The first-of-its-kind deal was hailed as “the basis for modern union” by the two parties and praised by the shadown chancellor and the TUC.
However, it was dimissed as a “cynical backroom deal” by the Independent Workers Union of Great Britain (IWGB), which represents gig economy workers. IWGB claimed GMB had “no record of organising couriers.”
As part of the agreement, Deliveroo and GMB will form a “Joint Partnership Council” under which drivers will engage in consultation and collective bargaining, with Deliveroo recognising GMB as sole trade union for its riders.
The partnership agreement is among the first between a trade union and a gig economy platform. The announcement follows a string of protests and strikes by Deliveroo riders over pay and working conditions.
“The partners have a mutual appreciation of the benefits of on-demand work for riders and both partners recognise that riders choose to work in the on-demand sector,” the agreement states.

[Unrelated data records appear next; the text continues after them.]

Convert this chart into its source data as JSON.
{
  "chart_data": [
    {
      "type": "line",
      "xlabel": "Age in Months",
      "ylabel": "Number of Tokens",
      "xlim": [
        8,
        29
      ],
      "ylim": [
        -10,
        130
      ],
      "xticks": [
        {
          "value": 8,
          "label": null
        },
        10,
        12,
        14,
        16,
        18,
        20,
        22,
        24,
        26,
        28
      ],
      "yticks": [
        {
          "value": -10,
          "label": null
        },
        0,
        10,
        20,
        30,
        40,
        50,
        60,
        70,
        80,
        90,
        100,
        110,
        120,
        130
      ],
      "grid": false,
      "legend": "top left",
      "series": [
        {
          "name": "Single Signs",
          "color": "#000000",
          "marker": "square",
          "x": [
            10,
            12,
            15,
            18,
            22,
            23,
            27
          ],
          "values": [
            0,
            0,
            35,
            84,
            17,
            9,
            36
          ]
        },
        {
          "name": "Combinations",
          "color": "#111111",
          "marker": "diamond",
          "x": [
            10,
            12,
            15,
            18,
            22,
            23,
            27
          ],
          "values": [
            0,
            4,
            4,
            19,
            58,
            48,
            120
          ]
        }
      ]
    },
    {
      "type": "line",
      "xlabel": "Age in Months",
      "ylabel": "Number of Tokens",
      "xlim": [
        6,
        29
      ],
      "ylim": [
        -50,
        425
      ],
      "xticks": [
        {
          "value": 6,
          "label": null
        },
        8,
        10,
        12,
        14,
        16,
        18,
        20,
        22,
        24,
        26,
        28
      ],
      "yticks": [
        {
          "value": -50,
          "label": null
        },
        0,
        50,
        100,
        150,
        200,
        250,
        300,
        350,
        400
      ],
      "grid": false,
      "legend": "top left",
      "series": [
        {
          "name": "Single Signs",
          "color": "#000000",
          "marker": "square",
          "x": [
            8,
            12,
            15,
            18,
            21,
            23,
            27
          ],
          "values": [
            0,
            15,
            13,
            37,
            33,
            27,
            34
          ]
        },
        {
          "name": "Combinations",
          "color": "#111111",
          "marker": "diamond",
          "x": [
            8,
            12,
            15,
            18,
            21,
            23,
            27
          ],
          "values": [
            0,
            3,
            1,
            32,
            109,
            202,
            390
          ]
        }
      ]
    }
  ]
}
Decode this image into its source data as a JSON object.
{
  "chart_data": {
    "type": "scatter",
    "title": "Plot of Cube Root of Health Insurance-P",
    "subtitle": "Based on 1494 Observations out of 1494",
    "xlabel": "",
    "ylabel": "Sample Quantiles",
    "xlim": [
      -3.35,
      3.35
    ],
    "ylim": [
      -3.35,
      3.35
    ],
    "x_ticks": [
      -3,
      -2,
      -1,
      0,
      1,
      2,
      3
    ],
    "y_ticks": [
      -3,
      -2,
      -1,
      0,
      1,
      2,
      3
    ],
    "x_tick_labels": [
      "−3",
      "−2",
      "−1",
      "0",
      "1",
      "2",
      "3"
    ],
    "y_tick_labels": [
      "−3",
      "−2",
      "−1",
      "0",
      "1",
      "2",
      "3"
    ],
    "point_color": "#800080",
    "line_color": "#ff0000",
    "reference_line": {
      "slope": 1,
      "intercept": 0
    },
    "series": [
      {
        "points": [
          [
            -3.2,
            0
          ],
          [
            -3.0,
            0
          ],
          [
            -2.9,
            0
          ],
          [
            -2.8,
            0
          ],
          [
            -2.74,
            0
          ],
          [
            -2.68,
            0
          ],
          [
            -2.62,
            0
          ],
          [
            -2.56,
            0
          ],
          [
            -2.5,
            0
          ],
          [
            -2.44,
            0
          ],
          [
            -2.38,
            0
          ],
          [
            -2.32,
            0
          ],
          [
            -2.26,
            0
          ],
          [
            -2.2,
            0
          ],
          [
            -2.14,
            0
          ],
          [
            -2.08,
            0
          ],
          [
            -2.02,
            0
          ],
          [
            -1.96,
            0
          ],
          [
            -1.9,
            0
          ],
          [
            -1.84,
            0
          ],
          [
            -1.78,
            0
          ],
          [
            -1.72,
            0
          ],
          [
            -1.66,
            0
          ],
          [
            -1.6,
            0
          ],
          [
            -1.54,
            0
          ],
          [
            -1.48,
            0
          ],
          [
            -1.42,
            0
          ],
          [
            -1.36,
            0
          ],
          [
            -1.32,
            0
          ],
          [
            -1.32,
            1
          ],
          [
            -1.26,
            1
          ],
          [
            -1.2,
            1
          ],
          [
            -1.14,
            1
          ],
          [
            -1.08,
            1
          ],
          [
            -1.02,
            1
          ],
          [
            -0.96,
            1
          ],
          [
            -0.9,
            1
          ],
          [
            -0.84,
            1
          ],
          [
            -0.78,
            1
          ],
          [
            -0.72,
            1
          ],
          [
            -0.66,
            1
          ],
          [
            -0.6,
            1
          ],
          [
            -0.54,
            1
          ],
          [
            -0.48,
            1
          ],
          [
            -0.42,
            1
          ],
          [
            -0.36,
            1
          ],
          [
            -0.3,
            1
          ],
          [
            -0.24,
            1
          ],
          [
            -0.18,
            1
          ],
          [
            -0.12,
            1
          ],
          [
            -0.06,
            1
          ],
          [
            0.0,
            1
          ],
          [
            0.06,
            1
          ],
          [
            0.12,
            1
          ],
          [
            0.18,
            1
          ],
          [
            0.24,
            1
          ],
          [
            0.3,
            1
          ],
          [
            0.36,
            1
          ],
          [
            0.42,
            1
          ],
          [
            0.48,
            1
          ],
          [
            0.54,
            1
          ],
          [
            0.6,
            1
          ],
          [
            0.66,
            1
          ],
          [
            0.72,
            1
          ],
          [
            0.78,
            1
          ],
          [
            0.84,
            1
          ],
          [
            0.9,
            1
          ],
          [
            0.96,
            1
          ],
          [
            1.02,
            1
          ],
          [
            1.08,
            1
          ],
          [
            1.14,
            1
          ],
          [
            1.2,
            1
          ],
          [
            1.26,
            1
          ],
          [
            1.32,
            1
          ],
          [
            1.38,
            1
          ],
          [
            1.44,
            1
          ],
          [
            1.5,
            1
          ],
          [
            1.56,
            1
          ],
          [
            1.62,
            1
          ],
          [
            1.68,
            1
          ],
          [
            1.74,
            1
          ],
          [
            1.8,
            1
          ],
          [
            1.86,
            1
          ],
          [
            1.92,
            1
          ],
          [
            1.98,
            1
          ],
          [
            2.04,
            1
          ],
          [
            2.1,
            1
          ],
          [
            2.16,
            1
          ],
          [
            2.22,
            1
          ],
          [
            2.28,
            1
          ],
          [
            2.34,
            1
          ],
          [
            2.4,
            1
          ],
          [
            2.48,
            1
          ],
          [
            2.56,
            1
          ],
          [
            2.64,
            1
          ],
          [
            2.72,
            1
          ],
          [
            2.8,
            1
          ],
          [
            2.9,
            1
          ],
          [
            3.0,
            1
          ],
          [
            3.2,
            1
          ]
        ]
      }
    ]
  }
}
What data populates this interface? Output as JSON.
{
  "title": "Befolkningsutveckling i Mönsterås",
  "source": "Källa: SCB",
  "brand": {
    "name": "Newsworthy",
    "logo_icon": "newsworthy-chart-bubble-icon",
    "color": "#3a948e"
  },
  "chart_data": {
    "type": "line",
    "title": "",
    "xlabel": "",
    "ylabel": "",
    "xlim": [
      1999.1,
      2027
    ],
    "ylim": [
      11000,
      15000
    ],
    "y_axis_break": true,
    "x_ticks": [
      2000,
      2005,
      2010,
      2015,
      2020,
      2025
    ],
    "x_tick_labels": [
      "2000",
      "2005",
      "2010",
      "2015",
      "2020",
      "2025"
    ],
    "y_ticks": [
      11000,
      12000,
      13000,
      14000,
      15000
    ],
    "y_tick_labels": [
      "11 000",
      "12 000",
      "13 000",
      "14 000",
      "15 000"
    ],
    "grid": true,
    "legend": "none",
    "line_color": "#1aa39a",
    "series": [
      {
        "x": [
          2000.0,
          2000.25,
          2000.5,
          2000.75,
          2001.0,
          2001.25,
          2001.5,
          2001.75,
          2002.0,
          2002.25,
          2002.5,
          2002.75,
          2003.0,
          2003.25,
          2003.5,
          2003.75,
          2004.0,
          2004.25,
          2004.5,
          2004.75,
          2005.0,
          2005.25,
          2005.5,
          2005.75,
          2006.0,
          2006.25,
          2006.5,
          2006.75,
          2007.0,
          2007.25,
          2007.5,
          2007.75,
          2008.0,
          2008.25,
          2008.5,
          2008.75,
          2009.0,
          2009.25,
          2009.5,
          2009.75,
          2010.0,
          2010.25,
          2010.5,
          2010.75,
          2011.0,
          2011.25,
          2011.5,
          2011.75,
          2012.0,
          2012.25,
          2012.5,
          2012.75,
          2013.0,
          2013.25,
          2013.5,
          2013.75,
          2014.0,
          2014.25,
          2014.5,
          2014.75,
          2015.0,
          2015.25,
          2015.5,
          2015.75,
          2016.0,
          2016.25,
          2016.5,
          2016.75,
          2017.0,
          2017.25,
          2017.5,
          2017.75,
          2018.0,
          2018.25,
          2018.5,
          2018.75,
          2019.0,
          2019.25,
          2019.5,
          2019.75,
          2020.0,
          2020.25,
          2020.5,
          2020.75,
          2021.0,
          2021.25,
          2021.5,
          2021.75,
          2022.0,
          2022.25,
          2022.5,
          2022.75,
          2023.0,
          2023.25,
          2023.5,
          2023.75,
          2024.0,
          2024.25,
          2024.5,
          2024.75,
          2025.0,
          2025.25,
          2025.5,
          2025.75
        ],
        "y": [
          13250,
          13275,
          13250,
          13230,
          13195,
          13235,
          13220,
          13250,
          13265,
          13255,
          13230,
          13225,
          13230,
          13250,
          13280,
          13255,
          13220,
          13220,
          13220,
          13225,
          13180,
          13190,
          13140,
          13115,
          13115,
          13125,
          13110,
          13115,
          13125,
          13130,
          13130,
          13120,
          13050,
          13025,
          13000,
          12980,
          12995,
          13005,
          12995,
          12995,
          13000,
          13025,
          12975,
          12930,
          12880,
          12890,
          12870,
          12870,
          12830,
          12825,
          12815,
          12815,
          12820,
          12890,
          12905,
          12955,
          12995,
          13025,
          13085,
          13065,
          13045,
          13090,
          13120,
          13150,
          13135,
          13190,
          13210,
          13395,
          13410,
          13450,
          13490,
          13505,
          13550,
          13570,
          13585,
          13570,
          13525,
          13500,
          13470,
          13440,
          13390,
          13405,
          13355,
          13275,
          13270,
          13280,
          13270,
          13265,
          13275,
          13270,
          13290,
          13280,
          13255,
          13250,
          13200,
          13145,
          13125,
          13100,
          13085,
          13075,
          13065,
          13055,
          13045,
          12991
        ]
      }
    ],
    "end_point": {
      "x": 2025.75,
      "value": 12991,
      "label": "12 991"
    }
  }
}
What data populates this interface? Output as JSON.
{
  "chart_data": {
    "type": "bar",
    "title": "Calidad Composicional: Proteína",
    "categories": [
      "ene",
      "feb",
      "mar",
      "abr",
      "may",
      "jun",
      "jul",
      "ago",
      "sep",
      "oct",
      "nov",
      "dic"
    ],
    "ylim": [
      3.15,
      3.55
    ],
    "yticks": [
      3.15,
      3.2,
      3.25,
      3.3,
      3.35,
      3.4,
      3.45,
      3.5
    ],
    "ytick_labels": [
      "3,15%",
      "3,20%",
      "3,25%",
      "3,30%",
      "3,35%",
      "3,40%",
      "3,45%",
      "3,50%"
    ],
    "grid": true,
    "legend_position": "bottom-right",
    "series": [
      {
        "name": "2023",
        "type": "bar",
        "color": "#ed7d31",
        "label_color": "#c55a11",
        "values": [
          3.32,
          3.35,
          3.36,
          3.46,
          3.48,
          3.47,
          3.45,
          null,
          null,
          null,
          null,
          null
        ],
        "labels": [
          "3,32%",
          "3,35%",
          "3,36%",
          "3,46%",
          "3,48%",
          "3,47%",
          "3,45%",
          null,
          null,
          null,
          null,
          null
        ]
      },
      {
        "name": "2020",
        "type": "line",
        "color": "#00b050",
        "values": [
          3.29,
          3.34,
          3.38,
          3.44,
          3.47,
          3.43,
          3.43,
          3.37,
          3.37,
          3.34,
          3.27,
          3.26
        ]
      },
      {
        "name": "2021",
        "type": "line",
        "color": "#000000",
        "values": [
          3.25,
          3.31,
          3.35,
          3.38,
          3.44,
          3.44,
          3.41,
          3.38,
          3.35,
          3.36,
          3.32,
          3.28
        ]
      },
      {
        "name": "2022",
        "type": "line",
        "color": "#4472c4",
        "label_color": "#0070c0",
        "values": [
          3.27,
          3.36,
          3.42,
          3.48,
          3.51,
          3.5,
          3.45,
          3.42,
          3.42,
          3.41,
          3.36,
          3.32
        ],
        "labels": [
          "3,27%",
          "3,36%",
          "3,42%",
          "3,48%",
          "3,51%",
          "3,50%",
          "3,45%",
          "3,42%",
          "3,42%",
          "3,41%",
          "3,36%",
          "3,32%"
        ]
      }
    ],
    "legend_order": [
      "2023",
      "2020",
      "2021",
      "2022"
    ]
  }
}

“This agreement serves as the basis for modern union-platform partnerships fit for the 21st century.”
Deliveroo riders will not become GMB members automatically, but must sign up for membership. A Deliveroo spokesperson could not confirm what proportion of the Deliveroo workforce are currently GMB members.
Deliveroo founder Will Shu said: “This voluntary partnership is based on a shared commitment between the GMB and Deliveroo to rider welfare and wellbeing.
“Together, we are focusing on what matters most to riders.”
The agreement does not rule out the possibility of further strikes and states that “from time to time there may be legitimate differences in interests and priorities.”
IWGB hit out at the agreement, accusing Deliveroo of having “cynically made a backroom deal with a union that has no record of organising couriers and presents no threat to its exploitative business practices.”
“Deliveroo is seeking to undermine the efforts of couriers pursuing their rights through the courts and fighting to improve their working lives,” IWGB said in a statement.
IWGB has been active in organising Deliveroo riders and last year bought a court case arguing for more worker rights. It lost.
TUC general secretary Frances O’Grady said the deal would “give Deliveroo riders a real voice at work” and called it a sign that unions were “starting to win the fight against insecure work.”
Shadow Chancello Rachel Reeves called the agreement “ground-breaking”.
In March last year, GMB won a case against Uber at the Supreme Court, in which the court ruled its drivers are not self-employed and must be treated as workers.
Uber subsequently struck a deal with GMB in which it would become a recognised union for drivers.